Through conversations with stakeholders, product teams, and the engineering team, I found there were high expectations and minimal resources, and we were using different design styles and languages, resulting in unintentional component variants and slower development. To showcase this, I conducted an audit to capture all variants and how this impacted the user experience and the company's bottom line.

Screenshot of a colors UX/UI audit.
This is a screenshot of a slide from the UI audit findings presentation detailing the colors being used and how to fix them.
Screenshot of an icon UX/UI audit
This is a screenshot of a slide from the UI audit findings presentation detailing the icon buttons being used and how to fix them.
Screenshot of a button UX/UI audit
This is a screenshot of a slide from the UI audit findings presentation detailing the buttons being used and how to fix them.

After identifying the issue, we pushed for stakeholder support to build a more robust, complete system of guidelines and components.


Section summary: While navigating branding restrictions, I created a system that supported team workflows and scalable components.

Getting things in order

Before jumping in, I brainstormed our documentation needs, component naming conventions, and the clean-up process with the engineering team. We also worked to establish a release process for updating and adding new components. As a general rule of thumb, our source of truth is in the code. So, any changes would have to be documented and ticketed in Jira, and once the changes were pushed through, the Figma file could be updated.

Additionally, I collaborated with stakeholders on branding guidelines and which areas can and cannot have their boundaries pushed. I designed the sizing of our typography, expanded our colors to be more accessible, and designed all of our other components.

I looked across platform conventions that aligned with our product, like Material Design and Vibe.
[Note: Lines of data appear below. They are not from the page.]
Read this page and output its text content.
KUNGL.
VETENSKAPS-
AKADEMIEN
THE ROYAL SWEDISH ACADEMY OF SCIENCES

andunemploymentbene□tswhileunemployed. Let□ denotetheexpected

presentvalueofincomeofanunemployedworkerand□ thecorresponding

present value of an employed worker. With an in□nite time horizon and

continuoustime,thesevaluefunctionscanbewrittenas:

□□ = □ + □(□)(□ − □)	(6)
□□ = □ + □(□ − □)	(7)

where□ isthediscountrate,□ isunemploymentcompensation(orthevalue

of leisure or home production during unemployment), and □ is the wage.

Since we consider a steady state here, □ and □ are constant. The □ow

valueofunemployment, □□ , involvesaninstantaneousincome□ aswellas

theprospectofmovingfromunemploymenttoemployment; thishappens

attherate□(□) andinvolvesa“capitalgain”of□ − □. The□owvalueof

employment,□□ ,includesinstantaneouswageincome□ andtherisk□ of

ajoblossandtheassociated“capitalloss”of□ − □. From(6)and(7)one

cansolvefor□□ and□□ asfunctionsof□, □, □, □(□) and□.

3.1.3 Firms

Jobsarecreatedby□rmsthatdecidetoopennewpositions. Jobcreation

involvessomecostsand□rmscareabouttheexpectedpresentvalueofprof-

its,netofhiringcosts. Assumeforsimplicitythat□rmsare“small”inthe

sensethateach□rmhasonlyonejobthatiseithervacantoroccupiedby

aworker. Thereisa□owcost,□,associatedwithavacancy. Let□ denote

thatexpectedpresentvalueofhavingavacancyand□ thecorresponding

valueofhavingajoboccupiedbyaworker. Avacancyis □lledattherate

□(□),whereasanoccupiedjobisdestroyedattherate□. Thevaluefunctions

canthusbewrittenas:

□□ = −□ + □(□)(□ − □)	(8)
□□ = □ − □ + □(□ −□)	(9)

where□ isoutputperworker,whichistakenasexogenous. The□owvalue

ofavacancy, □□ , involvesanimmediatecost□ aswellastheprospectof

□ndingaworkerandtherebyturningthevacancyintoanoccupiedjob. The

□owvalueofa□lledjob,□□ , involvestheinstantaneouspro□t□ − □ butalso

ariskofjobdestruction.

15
The tricky part of system rework is observing the current design patterns, thinking about future potential patterns, and iterating on how colors, sizes, and spacing can work together to create clean and scalable solutions that address the current usability problems.


We used Figma to house the system temporarily. Thanks to Figma's branching and code-producing features, communicating and documenting designs didn't require significant effort. However, as the system grew and contractors came and went, we moved the system to a new home to improve the onboarding experience.